Rape-Culture, Slut-Shaming, Victim-Blaming, Cyber-Bullying - darum geht es in der Serie. Und das sind Wörter, für die wir im Deutschen noch keine griffigen Übersetzungen haben. Vielleicht auch, weil die öffentliche Auseinandersetzung mit einer Kultur der sexuellen Objektifizierung von Frauen und Mädchen und das Tolerieren sexualisierter Gewalt, das Verantwortlich-Machen von Opfern (besonders bei Übergriffen auf Frauen) und die digitalen Formen des Mobbings unter Jugendlichen bisher nur in Ansätzen stattfindet. Außerdem zeigt die Serie, wie frauenfeindlich das Umfeld Highschool sein kann. Hinzu kommt ein Thema, das vor allem Erwachsene anspricht: die völlige Ahnungslosigkeit der Eltern. Und zwar ganz unterschiedlicher Eltern-Typen: Eltern, die es gut meinen. Eltern, die sich nicht um ihre Kinder kümmern. Eltern, die abwesend sind. Bei der puren Aufzählung der Themen hat es mich innerlich etwas geschüttelt, "13 Reasons Why" erzählt das natürlich deutlich subtiler. Ich habe erst nach dem Finale eine kleine Liste der Themen gemacht, vorher war ich zu sehr in der erschütternden Geschichte gefangen. 

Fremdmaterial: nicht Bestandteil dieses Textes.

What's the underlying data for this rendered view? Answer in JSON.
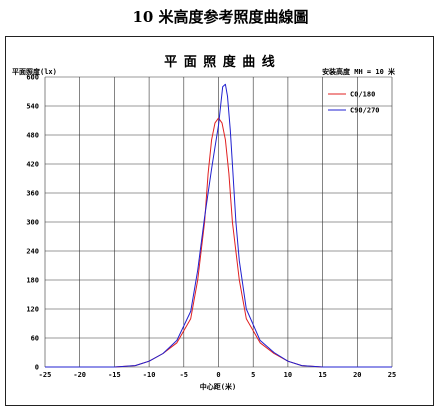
{
  "page_title": "10 米高度参考照度曲線圖",
  "chart_data": {
    "type": "line",
    "title": "平 面 照 度 曲 线",
    "ylabel": "平面照度(lx)",
    "xlabel": "中心距(米)",
    "mount_label": "安装高度 MH = 10 米",
    "xlim": [
      -25,
      25
    ],
    "ylim": [
      0,
      600
    ],
    "x_ticks": [
      -25,
      -20,
      -15,
      -10,
      -5,
      0,
      5,
      10,
      15,
      20,
      25
    ],
    "y_ticks": [
      0,
      60,
      120,
      180,
      240,
      300,
      360,
      420,
      480,
      540,
      600
    ],
    "grid": true,
    "legend_position": "top-right",
    "series": [
      {
        "name": "C0/180",
        "color": "#e02020",
        "x": [
          -25,
          -15,
          -12,
          -10,
          -8,
          -6,
          -4,
          -3,
          -2,
          -1.5,
          -1,
          -0.5,
          0,
          0.5,
          1,
          1.5,
          2,
          3,
          4,
          6,
          8,
          10,
          12,
          15,
          25
        ],
        "y": [
          0,
          0,
          3,
          12,
          28,
          50,
          100,
          180,
          300,
          400,
          470,
          505,
          515,
          505,
          470,
          400,
          300,
          180,
          100,
          50,
          28,
          12,
          3,
          0,
          0
        ]
      },
      {
        "name": "C90/270",
        "color": "#2020d0",
        "x": [
          -25,
          -15,
          -12,
          -10,
          -8,
          -6,
          -4,
          -3,
          -2,
          -1,
          -0.5,
          0,
          0.3,
          0.6,
          1,
          1.3,
          1.7,
          2,
          2.5,
          3,
          4,
          6,
          8,
          10,
          12,
          15,
          25
        ],
        "y": [
          0,
          0,
          3,
          12,
          28,
          55,
          115,
          200,
          310,
          410,
          455,
          500,
          540,
          580,
          585,
          560,
          490,
          420,
          300,
          220,
          120,
          55,
          30,
          12,
          3,
          0,
          0
        ]
      }
    ]
  }
}
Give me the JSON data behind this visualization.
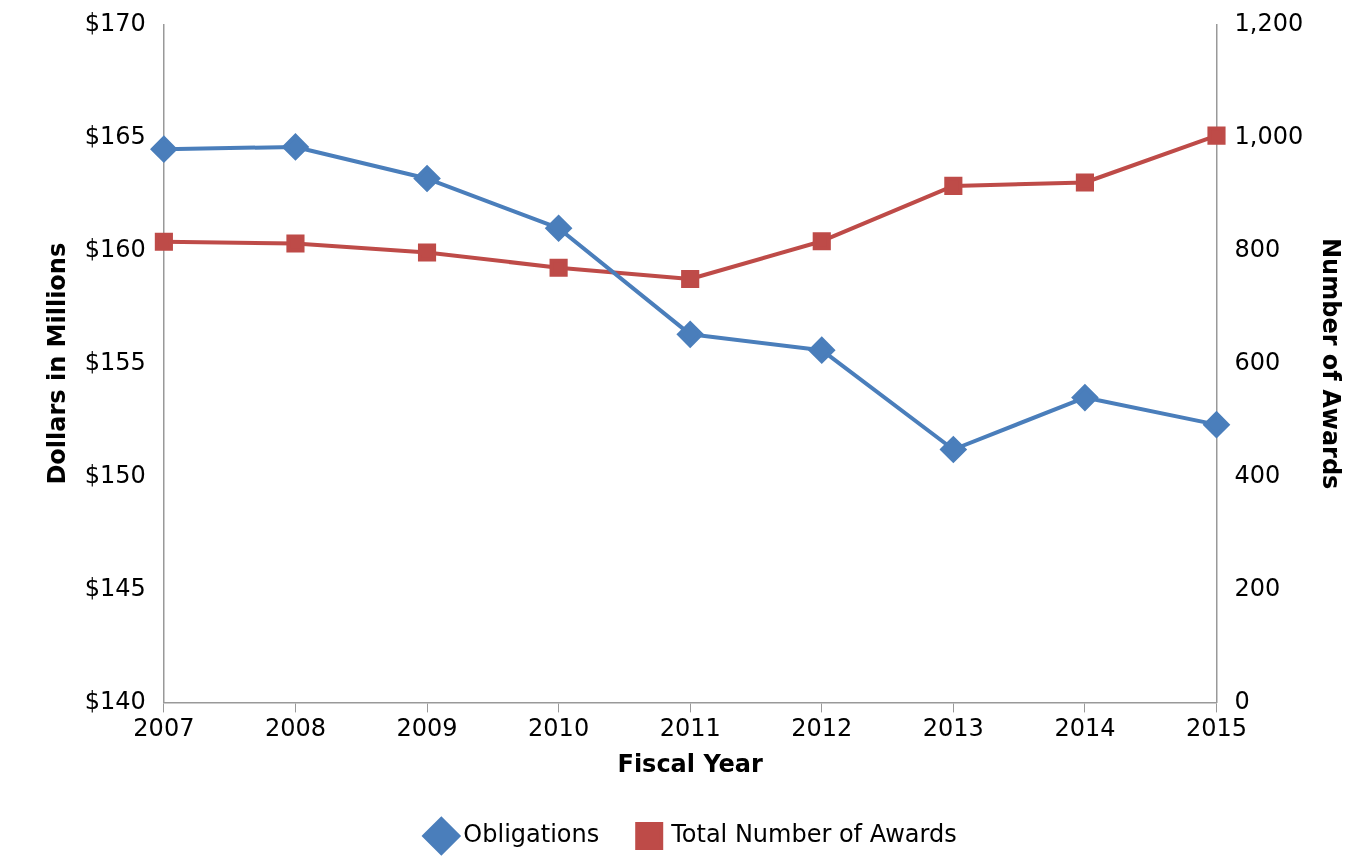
{
  "chart_data": {
    "type": "line",
    "xlabel": "Fiscal Year",
    "ylabel": "Dollars in Millions",
    "y2label": "Number of Awards",
    "categories": [
      "2007",
      "2008",
      "2009",
      "2010",
      "2011",
      "2012",
      "2013",
      "2014",
      "2015"
    ],
    "series": [
      {
        "name": "Obligations",
        "color": "#4a7ebb",
        "marker": "diamond",
        "values": [
          164.5,
          164.6,
          163.2,
          161.0,
          156.3,
          155.6,
          151.2,
          153.5,
          152.3
        ]
      },
      {
        "name": "Total Number of Awards",
        "color": "#be4b48",
        "marker": "square",
        "axis": "y2",
        "values": [
          816,
          813,
          797,
          770,
          750,
          817,
          915,
          921,
          1004
        ]
      }
    ],
    "ylim": [
      140,
      170
    ],
    "yticks": [
      {
        "value": 140,
        "label": "$140"
      },
      {
        "value": 145,
        "label": "$145"
      },
      {
        "value": 150,
        "label": "$150"
      },
      {
        "value": 155,
        "label": "$155"
      },
      {
        "value": 160,
        "label": "$160"
      },
      {
        "value": 165,
        "label": "$165"
      },
      {
        "value": 170,
        "label": "$170"
      }
    ],
    "y2lim": [
      0,
      1200
    ],
    "y2ticks": [
      0,
      200,
      400,
      600,
      800,
      {
        "value": 1000,
        "label": "1,000"
      },
      {
        "value": 1200,
        "label": "1,200"
      }
    ],
    "grid": false,
    "legend": "bottom",
    "line_style": "solid"
  }
}
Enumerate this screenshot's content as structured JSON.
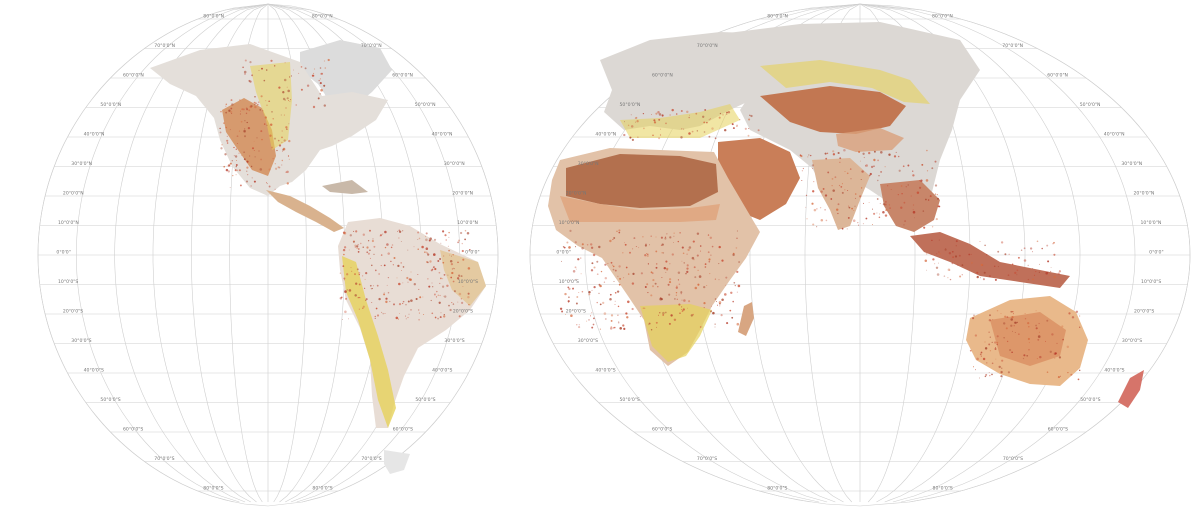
{
  "colors": {
    "background": "#ffffff",
    "graticule": "#cfcfcf",
    "label": "#777777",
    "land_gray": "#c9c9c9",
    "land_light": "#e6e1dc",
    "arid_brown": "#b06a48",
    "arid_orange": "#d88a5a",
    "semi_yellow": "#e6d25a",
    "pale_orange": "#e9b98b",
    "red_speckle": "#c84a32"
  },
  "graticule": {
    "left_lobe_labels": [
      {
        "text": "80°0'0\"N",
        "dn": "lat-label-80n-left-a"
      },
      {
        "text": "80°0'0\"N",
        "dn": "lat-label-80n-left-b"
      },
      {
        "text": "70°0'0\"N",
        "dn": "lat-label-70n-left-a"
      },
      {
        "text": "70°0'0\"N",
        "dn": "lat-label-70n-left-b"
      },
      {
        "text": "60°0'0\"N",
        "dn": "lat-label-60n-left-a"
      },
      {
        "text": "60°0'0\"N",
        "dn": "lat-label-60n-left-b"
      },
      {
        "text": "50°0'0\"N",
        "dn": "lat-label-50n-left-a"
      },
      {
        "text": "50°0'0\"N",
        "dn": "lat-label-50n-left-b"
      },
      {
        "text": "40°0'0\"N",
        "dn": "lat-label-40n-left-a"
      },
      {
        "text": "40°0'0\"N",
        "dn": "lat-label-40n-left-b"
      },
      {
        "text": "30°0'0\"N",
        "dn": "lat-label-30n-left-a"
      },
      {
        "text": "30°0'0\"N",
        "dn": "lat-label-30n-left-b"
      },
      {
        "text": "20°0'0\"N",
        "dn": "lat-label-20n-left-a"
      },
      {
        "text": "20°0'0\"N",
        "dn": "lat-label-20n-left-b"
      },
      {
        "text": "10°0'0\"N",
        "dn": "lat-label-10n-left-a"
      },
      {
        "text": "10°0'0\"N",
        "dn": "lat-label-10n-left-b"
      },
      {
        "text": "0°0'0\"",
        "dn": "lat-label-0-left-a"
      },
      {
        "text": "0°0'0\"",
        "dn": "lat-label-0-left-b"
      },
      {
        "text": "10°0'0\"S",
        "dn": "lat-label-10s-left-a"
      },
      {
        "text": "10°0'0\"S",
        "dn": "lat-label-10s-left-b"
      },
      {
        "text": "20°0'0\"S",
        "dn": "lat-label-20s-left-a"
      },
      {
        "text": "20°0'0\"S",
        "dn": "lat-label-20s-left-b"
      },
      {
        "text": "30°0'0\"S",
        "dn": "lat-label-30s-left-a"
      },
      {
        "text": "30°0'0\"S",
        "dn": "lat-label-30s-left-b"
      },
      {
        "text": "40°0'0\"S",
        "dn": "lat-label-40s-left-a"
      },
      {
        "text": "40°0'0\"S",
        "dn": "lat-label-40s-left-b"
      },
      {
        "text": "50°0'0\"S",
        "dn": "lat-label-50s-left-a"
      },
      {
        "text": "50°0'0\"S",
        "dn": "lat-label-50s-left-b"
      },
      {
        "text": "60°0'0\"S",
        "dn": "lat-label-60s-left-a"
      },
      {
        "text": "60°0'0\"S",
        "dn": "lat-label-60s-left-b"
      },
      {
        "text": "70°0'0\"S",
        "dn": "lat-label-70s-left-a"
      },
      {
        "text": "70°0'0\"S",
        "dn": "lat-label-70s-left-b"
      },
      {
        "text": "80°0'0\"S",
        "dn": "lat-label-80s-left-a"
      },
      {
        "text": "80°0'0\"S",
        "dn": "lat-label-80s-left-b"
      }
    ],
    "right_lobe_labels": [
      {
        "text": "80°0'0\"N",
        "dn": "lat-label-80n-right-a"
      },
      {
        "text": "80°0'0\"N",
        "dn": "lat-label-80n-right-b"
      },
      {
        "text": "70°0'0\"N",
        "dn": "lat-label-70n-right-a"
      },
      {
        "text": "70°0'0\"N",
        "dn": "lat-label-70n-right-b"
      },
      {
        "text": "60°0'0\"N",
        "dn": "lat-label-60n-right-a"
      },
      {
        "text": "60°0'0\"N",
        "dn": "lat-label-60n-right-b"
      },
      {
        "text": "50°0'0\"N",
        "dn": "lat-label-50n-right-a"
      },
      {
        "text": "50°0'0\"N",
        "dn": "lat-label-50n-right-b"
      },
      {
        "text": "40°0'0\"N",
        "dn": "lat-label-40n-right-a"
      },
      {
        "text": "40°0'0\"N",
        "dn": "lat-label-40n-right-b"
      },
      {
        "text": "30°0'0\"N",
        "dn": "lat-label-30n-right-a"
      },
      {
        "text": "30°0'0\"N",
        "dn": "lat-label-30n-right-b"
      },
      {
        "text": "20°0'0\"N",
        "dn": "lat-label-20n-right-a"
      },
      {
        "text": "20°0'0\"N",
        "dn": "lat-label-20n-right-b"
      },
      {
        "text": "10°0'0\"N",
        "dn": "lat-label-10n-right-a"
      },
      {
        "text": "10°0'0\"N",
        "dn": "lat-label-10n-right-b"
      },
      {
        "text": "0°0'0\"",
        "dn": "lat-label-0-right-a"
      },
      {
        "text": "0°0'0\"",
        "dn": "lat-label-0-right-b"
      },
      {
        "text": "10°0'0\"S",
        "dn": "lat-label-10s-right-a"
      },
      {
        "text": "10°0'0\"S",
        "dn": "lat-label-10s-right-b"
      },
      {
        "text": "20°0'0\"S",
        "dn": "lat-label-20s-right-a"
      },
      {
        "text": "20°0'0\"S",
        "dn": "lat-label-20s-right-b"
      },
      {
        "text": "30°0'0\"S",
        "dn": "lat-label-30s-right-a"
      },
      {
        "text": "30°0'0\"S",
        "dn": "lat-label-30s-right-b"
      },
      {
        "text": "40°0'0\"S",
        "dn": "lat-label-40s-right-a"
      },
      {
        "text": "40°0'0\"S",
        "dn": "lat-label-40s-right-b"
      },
      {
        "text": "50°0'0\"S",
        "dn": "lat-label-50s-right-a"
      },
      {
        "text": "50°0'0\"S",
        "dn": "lat-label-50s-right-b"
      },
      {
        "text": "60°0'0\"S",
        "dn": "lat-label-60s-right-a"
      },
      {
        "text": "60°0'0\"S",
        "dn": "lat-label-60s-right-b"
      },
      {
        "text": "70°0'0\"S",
        "dn": "lat-label-70s-right-a"
      },
      {
        "text": "70°0'0\"S",
        "dn": "lat-label-70s-right-b"
      },
      {
        "text": "80°0'0\"S",
        "dn": "lat-label-80s-right-a"
      },
      {
        "text": "80°0'0\"S",
        "dn": "lat-label-80s-right-b"
      }
    ]
  }
}
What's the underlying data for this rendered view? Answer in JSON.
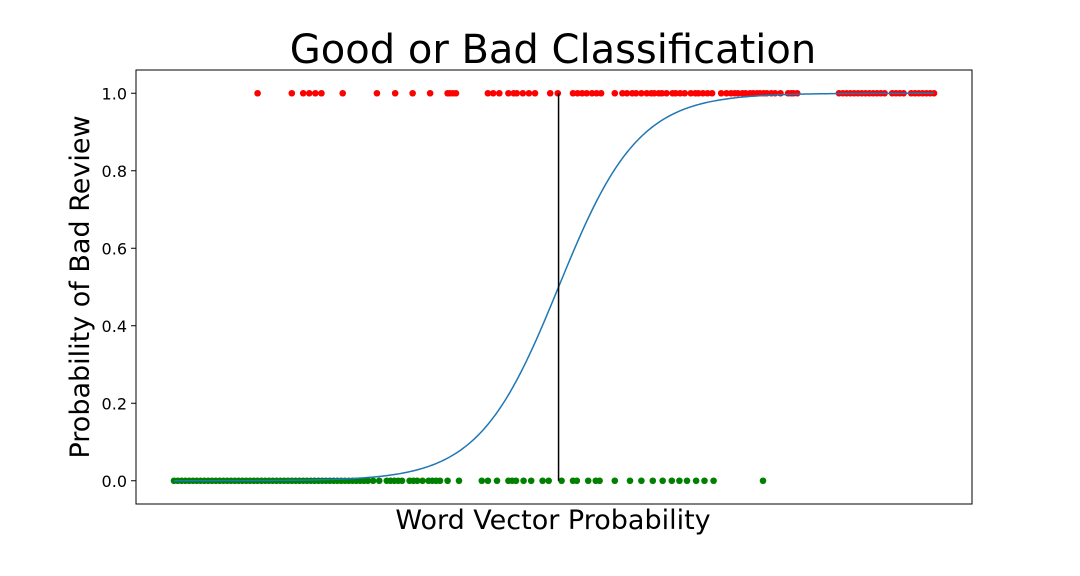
{
  "chart_data": {
    "type": "scatter",
    "title": "Good or Bad Classification",
    "xlabel": "Word Vector Probability",
    "ylabel": "Probability of Bad Review",
    "xlim": [
      -0.05,
      1.05
    ],
    "ylim": [
      -0.06,
      1.06
    ],
    "x_ticks_visible": false,
    "y_ticks": [
      {
        "value": 0.0,
        "label": "0.0"
      },
      {
        "value": 0.2,
        "label": "0.2"
      },
      {
        "value": 0.4,
        "label": "0.4"
      },
      {
        "value": 0.6,
        "label": "0.6"
      },
      {
        "value": 0.8,
        "label": "0.8"
      },
      {
        "value": 1.0,
        "label": "1.0"
      }
    ],
    "grid": false,
    "legend": "none",
    "series": [
      {
        "kind": "scatter",
        "color": "#ff0000",
        "y": 1.0,
        "x": [
          0.11,
          0.155,
          0.17,
          0.178,
          0.186,
          0.194,
          0.222,
          0.267,
          0.291,
          0.314,
          0.337,
          0.36,
          0.363,
          0.367,
          0.371,
          0.413,
          0.42,
          0.428,
          0.44,
          0.447,
          0.451,
          0.459,
          0.467,
          0.475,
          0.495,
          0.505,
          0.525,
          0.531,
          0.537,
          0.543,
          0.55,
          0.556,
          0.562,
          0.58,
          0.59,
          0.596,
          0.603,
          0.608,
          0.615,
          0.622,
          0.628,
          0.632,
          0.638,
          0.642,
          0.648,
          0.656,
          0.66,
          0.666,
          0.672,
          0.68,
          0.686,
          0.69,
          0.696,
          0.702,
          0.708,
          0.72,
          0.727,
          0.733,
          0.738,
          0.742,
          0.748,
          0.752,
          0.758,
          0.762,
          0.767,
          0.771,
          0.776,
          0.78,
          0.786,
          0.791,
          0.798,
          0.808,
          0.812,
          0.815,
          0.82,
          0.875,
          0.88,
          0.885,
          0.89,
          0.895,
          0.9,
          0.905,
          0.91,
          0.915,
          0.92,
          0.925,
          0.93,
          0.935,
          0.945,
          0.95,
          0.955,
          0.96,
          0.97,
          0.975,
          0.98,
          0.985,
          0.99,
          0.995,
          1.0
        ]
      },
      {
        "kind": "scatter",
        "color": "#008000",
        "y": 0.0,
        "x": [
          0.0,
          0.005,
          0.01,
          0.015,
          0.02,
          0.025,
          0.03,
          0.035,
          0.04,
          0.045,
          0.05,
          0.055,
          0.06,
          0.065,
          0.07,
          0.075,
          0.08,
          0.085,
          0.09,
          0.095,
          0.1,
          0.105,
          0.11,
          0.115,
          0.12,
          0.125,
          0.13,
          0.135,
          0.14,
          0.145,
          0.15,
          0.155,
          0.16,
          0.165,
          0.17,
          0.175,
          0.18,
          0.185,
          0.19,
          0.195,
          0.2,
          0.205,
          0.21,
          0.215,
          0.22,
          0.225,
          0.23,
          0.235,
          0.24,
          0.245,
          0.25,
          0.255,
          0.262,
          0.27,
          0.28,
          0.285,
          0.29,
          0.295,
          0.3,
          0.31,
          0.315,
          0.32,
          0.327,
          0.335,
          0.34,
          0.345,
          0.35,
          0.36,
          0.375,
          0.405,
          0.413,
          0.425,
          0.44,
          0.445,
          0.45,
          0.46,
          0.47,
          0.485,
          0.493,
          0.51,
          0.525,
          0.53,
          0.545,
          0.555,
          0.56,
          0.58,
          0.6,
          0.615,
          0.63,
          0.643,
          0.655,
          0.665,
          0.675,
          0.687,
          0.698,
          0.71,
          0.775
        ]
      },
      {
        "kind": "line",
        "name": "",
        "color": "#1f77b4",
        "function": "logistic",
        "center": 0.506,
        "scale": 0.0525,
        "x_range": [
          0.0,
          1.0
        ]
      },
      {
        "kind": "vline",
        "color": "#000000",
        "x": 0.506,
        "y_range": [
          0.0,
          1.0
        ]
      }
    ]
  }
}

Manchmal ist die Serie etwas zu pathetisch, manchmal etwas zu dramatisch. Ja, manchmal hat das Drehbuch ein paar Mängel. Und: Die Darstellung des Suizids ist meiner Meinung nach zu krass und zu detailliert - ganz anders als in der Buch-Vorlage, übrigens. (Das war eine bewusste Entscheidung aus einem gewissen Grund, wie Drehbuchautor Nic Sheff in einem Essay für "Vanity Fair" erklärt hat.) Und ja, die Geschichte und die gezeigten Ereignisse sind Fiktion.

Doch all das sollte uns nicht davon abhalten, uns mit dem Inhalt der Serie auseinanderzusetzen. Denn ich möchte mit meinem Text appellieren: Beschäftigen Sie sich mit der Serie! Mein Text soll dafür nur der Einstieg gewesen sein. Wenn Sie sie nicht anschauen wollen, sollten Sie sich zumindest mit Artikeln beschäftigen, die sich mit den drängenden Themen auseinandersetzen, die die Serie anschneidet. 

Ich habe ein paar Texte zusammengetragen, die ich hilfreich fand. Und ich freue mich, wenn Sie in den Kommentaren noch weitere ergänzen.

- Detaillierter aufgeschrieben, worum es in der Serie eigentlich geht: "'13 Reasons Why' isn't really about suicide"

- Bei der österreichischen Zeitung "Standard.at" hat man über die Serie geredet, im Blog "Serienreif":  "Schuldfragen, Mobbing und Teenage Angst: Lasst uns über '13 Reasons Why' reden"

- Warum uns die Serie so nahe geht und hoffentlich zu Diskussionen anregt: "'13 Reasons Why' avoids TV's routine exploitation of dead women by forcing us to care"

- Warum Verbieten nichts bringt und nie etwas gebracht hat: "We need to talk about '13 Reasons Why': The timeless case for getting into uncomfortable conversations about teen crises as seen on TV"

- Was Jugendliche über die Serie denken: "Teens explain what adults don't get about '13 Reasons Why'"

- Wie die Verantwortlichen in amerikanischen Schulen auf die Serie reagieren und welche Folgen bereits jetzt an Schulen zu spüren sind: "School counselors talk Netflix' controversial teen suicide drama"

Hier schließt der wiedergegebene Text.